In the year 1960 in the small town of Derry, a group of youngsters find themselves being bullied by a gang of greasers. They become known as the Losers Club. They consist of Ben, Richie, Eddie, Bill, Beverly, Stanley, and Mike. However, the greasers are the least of their problems. Some of the local kids in town have been falling victim to a mysterious presence who uses a disguise of a clown by the name of Pennywise. Pennywise feeds on the fear of his victims before ultimately killing them. However, the Losers Club prove themselves worthy and have stood up to Pennywise, causing him to disappear. The leader of the greaser gang, Henry Bowers, confesses to the murders and is sent to mental health facility.

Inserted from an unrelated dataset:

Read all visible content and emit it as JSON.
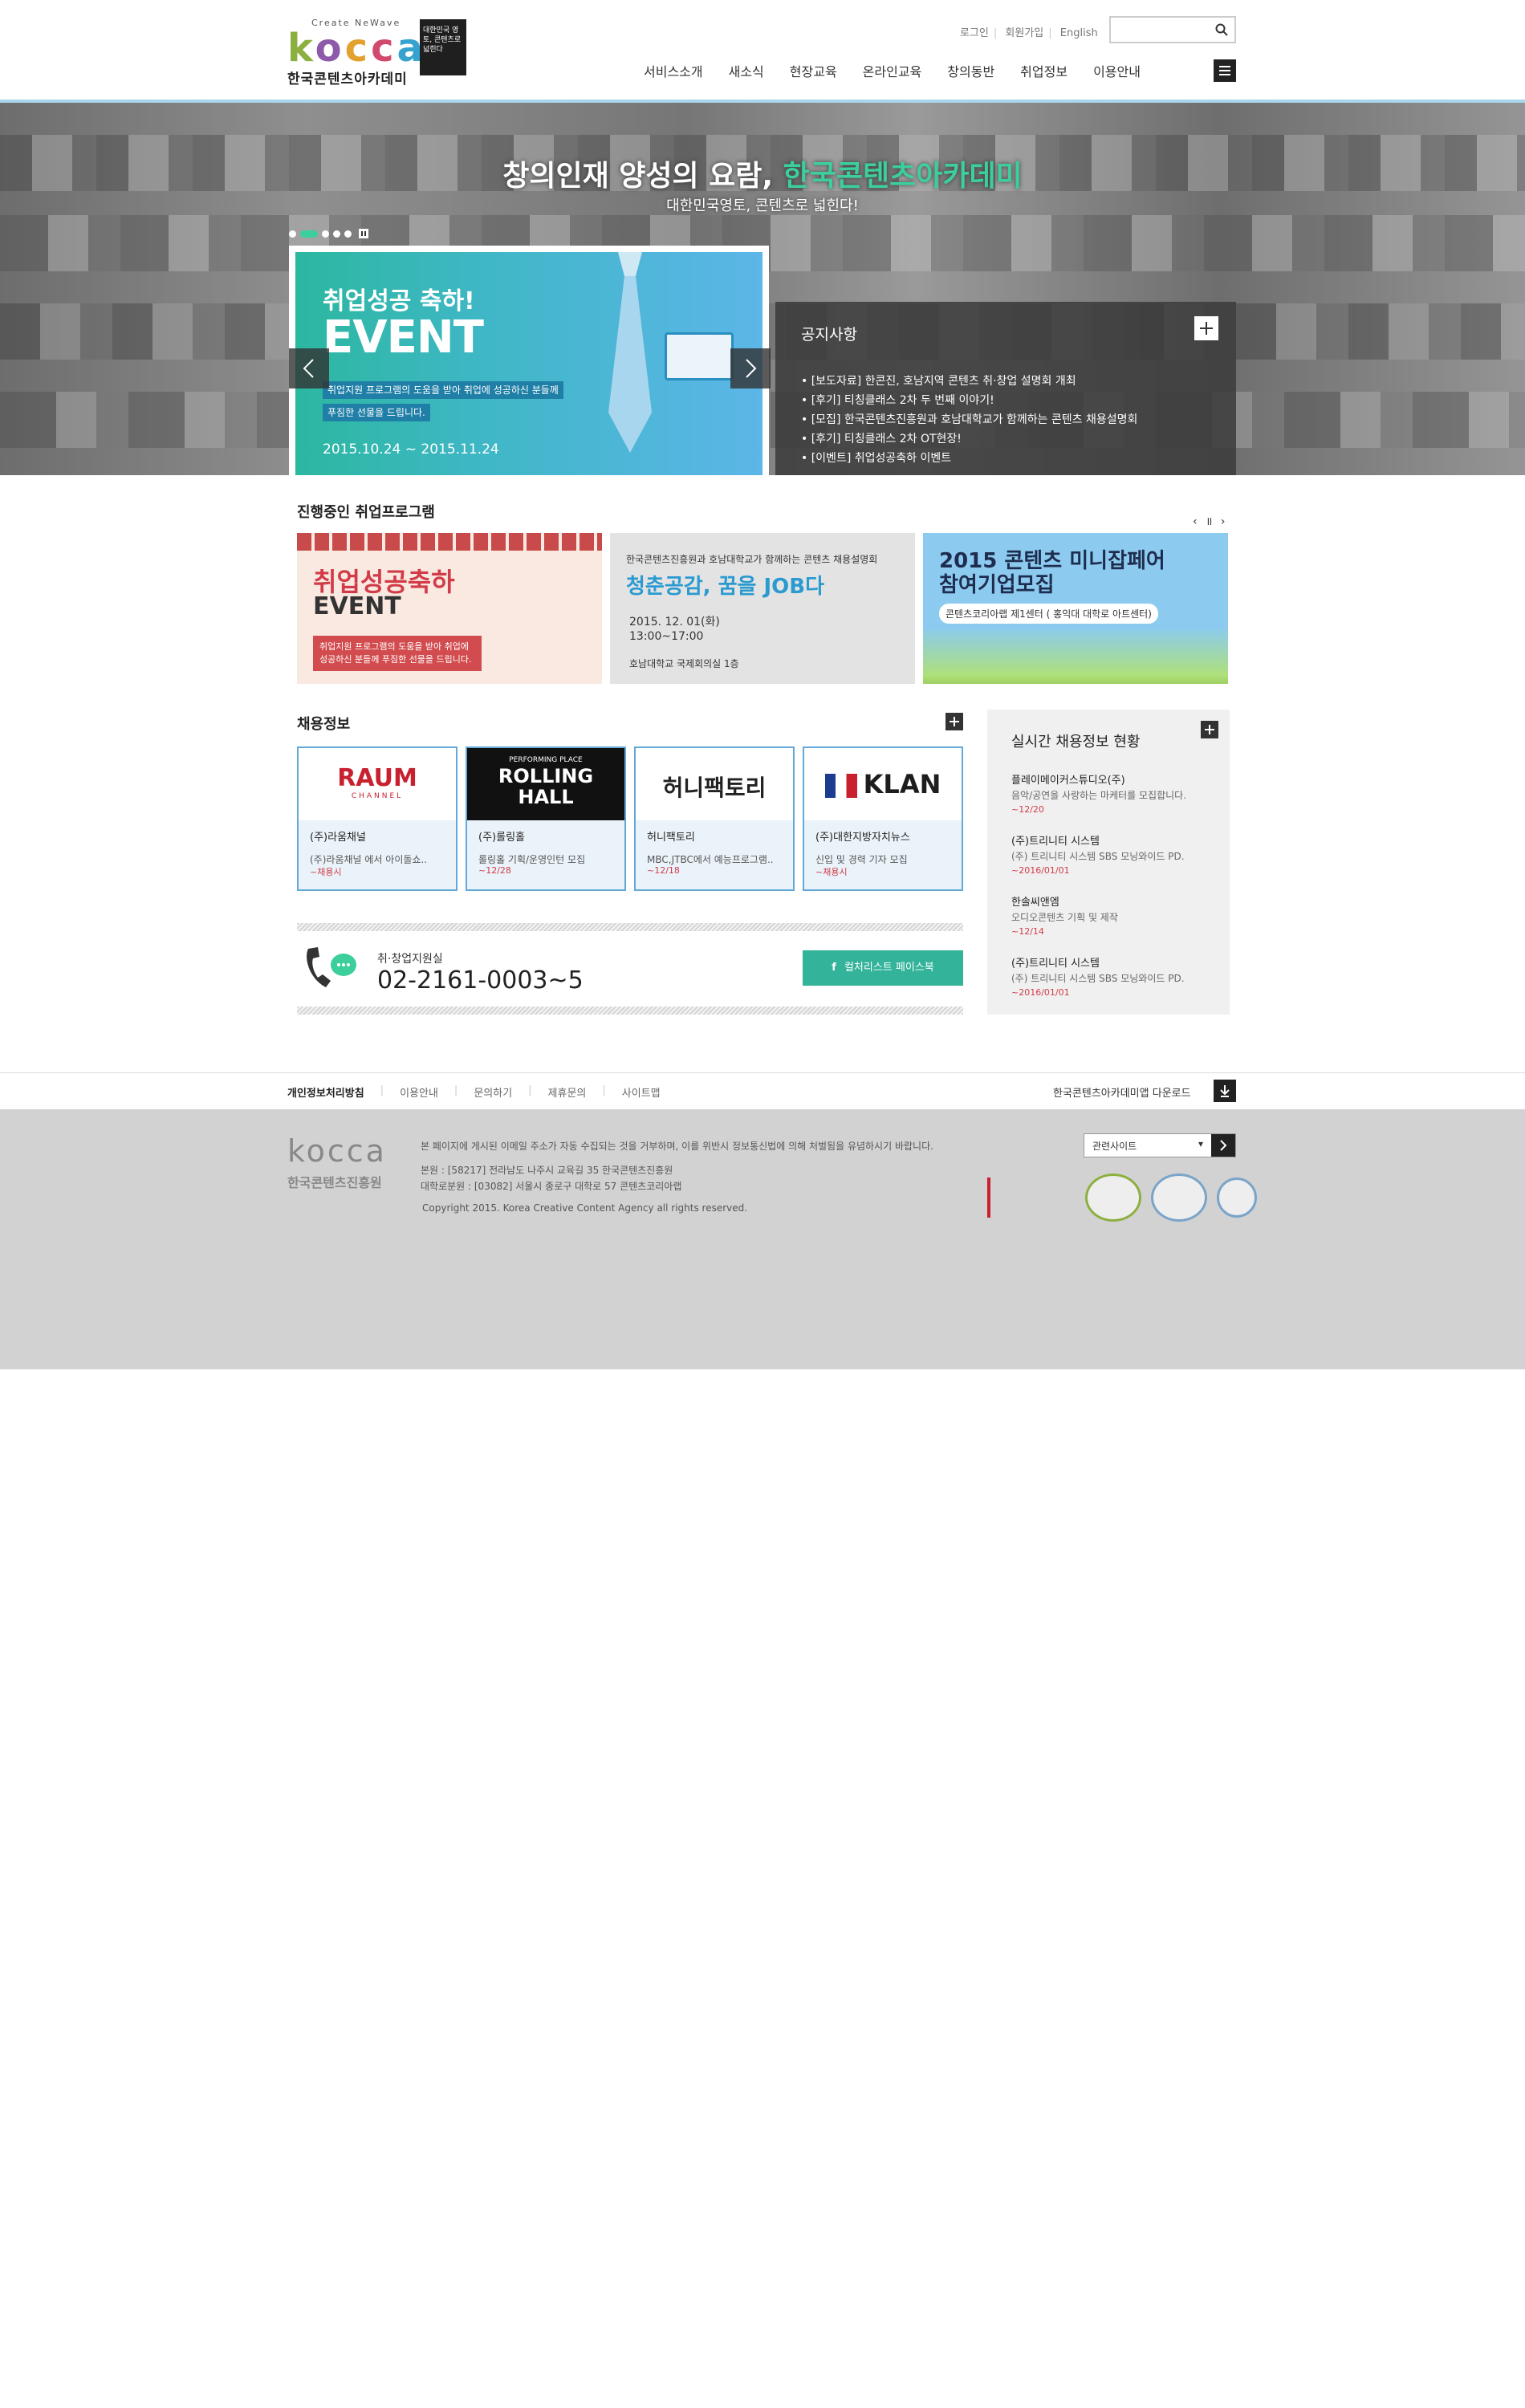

Thirty years have passed and it is clear that Pennywise has returned and is back to wreak havoc in town again. Mike, who is now a librarian, has asked his old friends to return upon discovering Pennywise is back. Bill has become a horror novelist. Ben is an architect. Beverly has become a fashion designer. Richie is a late night comedian. Eddie runs a limousine service and Stan is a real estate broker. Five of the group return but Stan, haunted by the events of old, kills himself. When Henry, having fallen under the spell of Pennywise, injures Mike in a fight, the remaining five former Losers now must face their fears once again and put an end to Pennywise’s reign of terror.

This two-part ABC mini-series was first unleashed in 1990 and would go on to do for clowns what Jaws did for the water and even, what Texas Chainsaw Massacre could have possibly done for meat. The reason in mind is that it is not crazy enough that we have a demon disguised as a clown, but when you have the likes of Tim Curry playing said demon clown, then you know you are going to be in for a complete shock and scare.

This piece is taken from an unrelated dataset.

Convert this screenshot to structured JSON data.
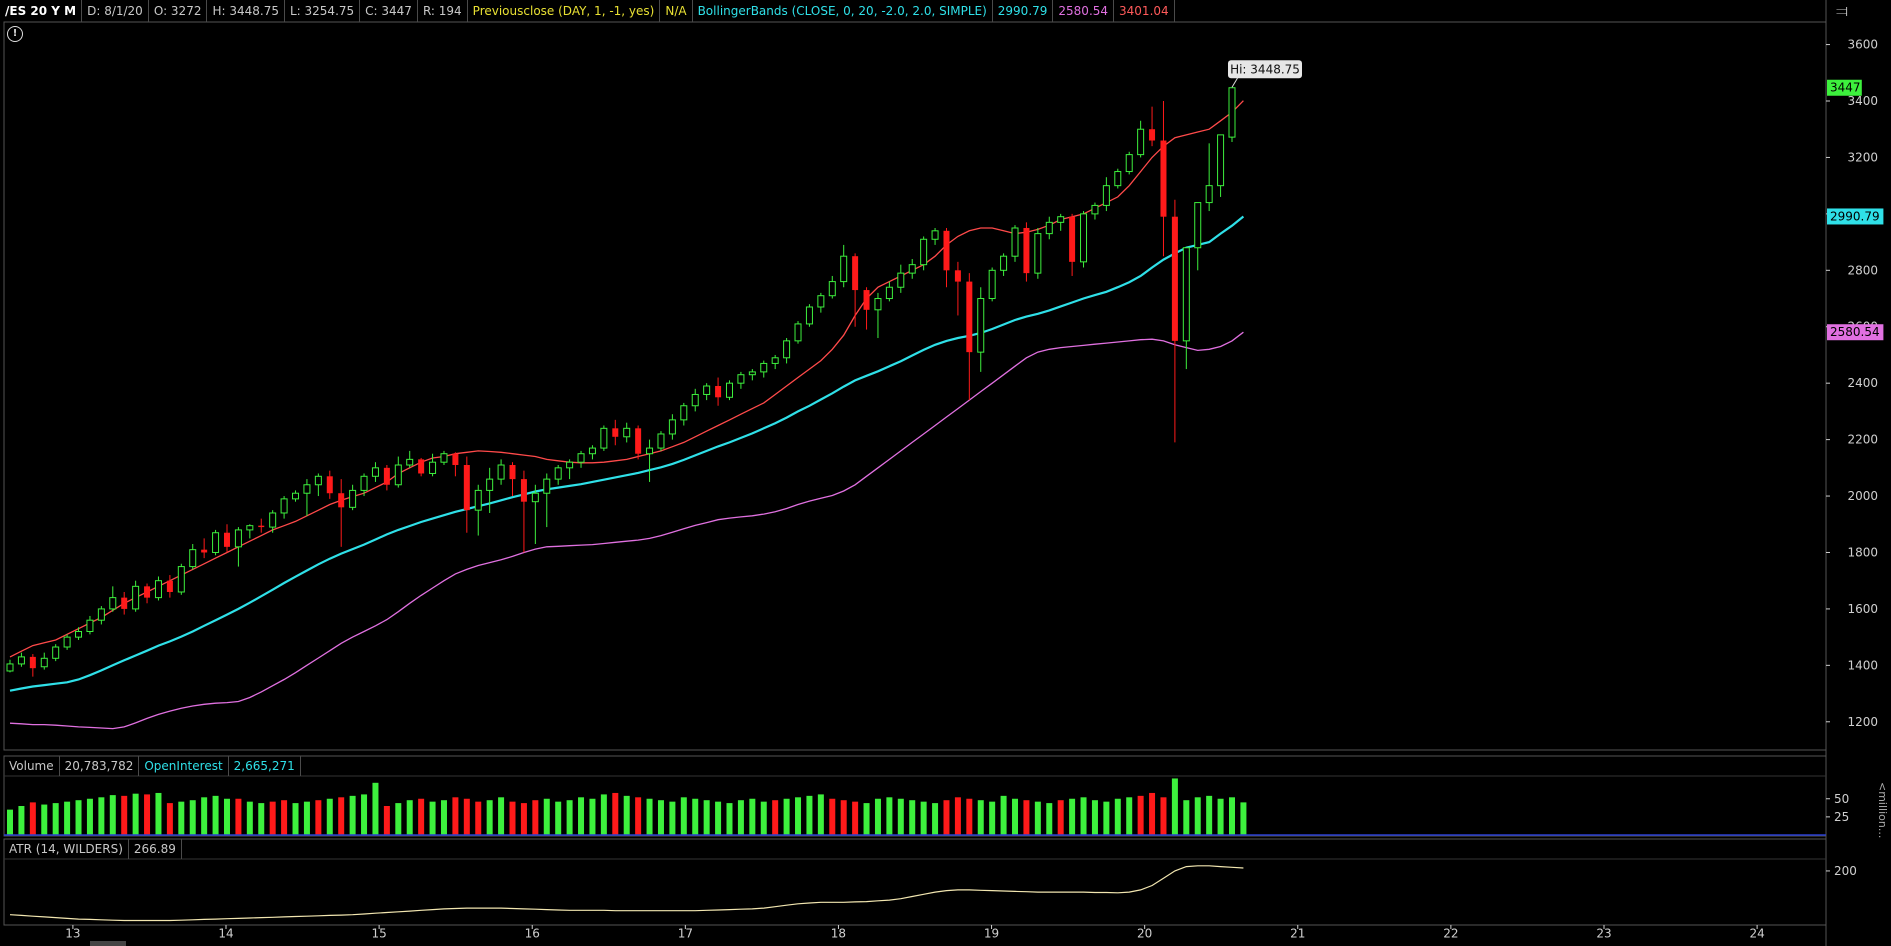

With this being a made-for-television movie, the film, unlike many horror films, doesn’t rely on the clichéd gore and adult manner that are a trademark of the genre. Instead, the fact is that Curry truly makes this a terrifying film in terms of scares with his amazing performance of the demon clown Pennywise. Curry meshes both a comedic performance when necessary but brings the scares just as much, especially when part of his true face is revealed.

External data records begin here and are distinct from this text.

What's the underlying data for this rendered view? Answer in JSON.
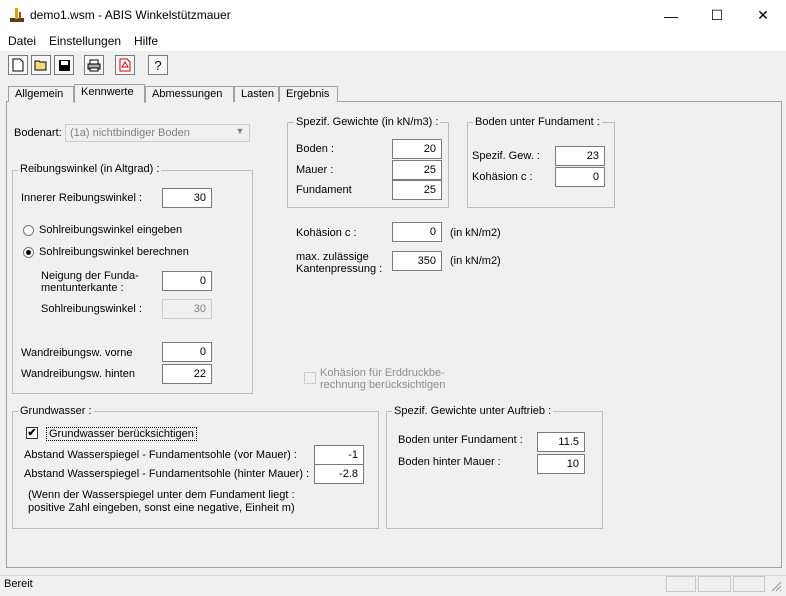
{
  "window": {
    "title": "demo1.wsm - ABIS Winkelstützmauer",
    "minimize": "—",
    "maximize": "☐",
    "close": "✕"
  },
  "menu": {
    "items": [
      "Datei",
      "Einstellungen",
      "Hilfe"
    ]
  },
  "toolbar": {
    "icons": [
      "new-file-icon",
      "open-folder-icon",
      "save-icon",
      "print-icon",
      "pdf-icon",
      "help-icon"
    ],
    "help_glyph": "?"
  },
  "tabs": [
    "Allgemein",
    "Kennwerte",
    "Abmessungen",
    "Lasten",
    "Ergebnis"
  ],
  "active_tab": "Kennwerte",
  "bodenart": {
    "label": "Bodenart:",
    "value": "(1a) nichtbindiger Boden"
  },
  "reibung": {
    "title": "Reibungswinkel (in Altgrad) :",
    "innerer_label": "Innerer Reibungswinkel :",
    "innerer_value": "30",
    "radio1": "Sohlreibungswinkel eingeben",
    "radio2": "Sohlreibungswinkel berechnen",
    "neigung_label1": "Neigung der Funda-",
    "neigung_label2": "mentunterkante :",
    "neigung_value": "0",
    "sohl_label": "Sohlreibungswinkel :",
    "sohl_value": "30",
    "vorne_label": "Wandreibungsw. vorne",
    "vorne_value": "0",
    "hinten_label": "Wandreibungsw. hinten",
    "hinten_value": "22"
  },
  "gewichte": {
    "title": "Spezif. Gewichte (in kN/m3) :",
    "boden_label": "Boden :",
    "boden_value": "20",
    "mauer_label": "Mauer :",
    "mauer_value": "25",
    "fundament_label": "Fundament",
    "fundament_value": "25"
  },
  "unter_fundament": {
    "title": "Boden unter Fundament :",
    "gew_label": "Spezif. Gew. :",
    "gew_value": "23",
    "kohaesion_label": "Kohäsion c :",
    "kohaesion_value": "0"
  },
  "kohaesion": {
    "label": "Kohäsion c  :",
    "value": "0",
    "unit": "(in kN/m2)"
  },
  "kantenpressung": {
    "label1": "max. zulässige",
    "label2": "Kantenpressung :",
    "value": "350",
    "unit": "(in kN/m2)"
  },
  "erddruck_check": {
    "label1": "Kohäsion für Erddruckbe-",
    "label2": "rechnung berücksichtigen",
    "checked": false
  },
  "grundwasser": {
    "title": "Grundwasser :",
    "check_label": "Grundwasser berücksichtigen",
    "checked": true,
    "check_glyph": "✔",
    "vor_label": "Abstand Wasserspiegel - Fundamentsohle (vor Mauer) :",
    "vor_value": "-1",
    "hinter_label": "Abstand Wasserspiegel - Fundamentsohle (hinter Mauer) :",
    "hinter_value": "-2.8",
    "note1": "(Wenn der Wasserspiegel unter dem Fundament liegt :",
    "note2": "positive Zahl eingeben, sonst eine negative, Einheit m)"
  },
  "auftrieb": {
    "title": "Spezif. Gewichte unter Auftrieb :",
    "unter_label": "Boden unter Fundament :",
    "unter_value": "11.5",
    "hinter_label": "Boden hinter Mauer :",
    "hinter_value": "10"
  },
  "status": {
    "text": "Bereit"
  }
}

As for the actors who make up the Losers Club, they are great in their performances. The adult characters for the most part seem to have their own issues and knowing how adult issues can be fearful, Pennywise tends to use the former heroes’ fears to his advantage. In a very disturbing scene, Harry Anderson’s Richie goes off the deep end when he sees Pennywise causing chaos in the library. Richard Thomas’s Bill is great as well as in a sense, he must play an avenger who seeks the means to once again, get revenge for his brother’s death against the demonic clown. The finale has some technical issues at first, but knowing we have Stephen King here, it fits quite well here.

It is definitely intense for a TV movie thanks to the driven performance of Tim Curry in what is considered his second iconic film role with a great ensemble to help support him. A theatrical remake is set for next year to bring more of Pennywise’s terror in the form of Bill Skarsgård as the demonic clown.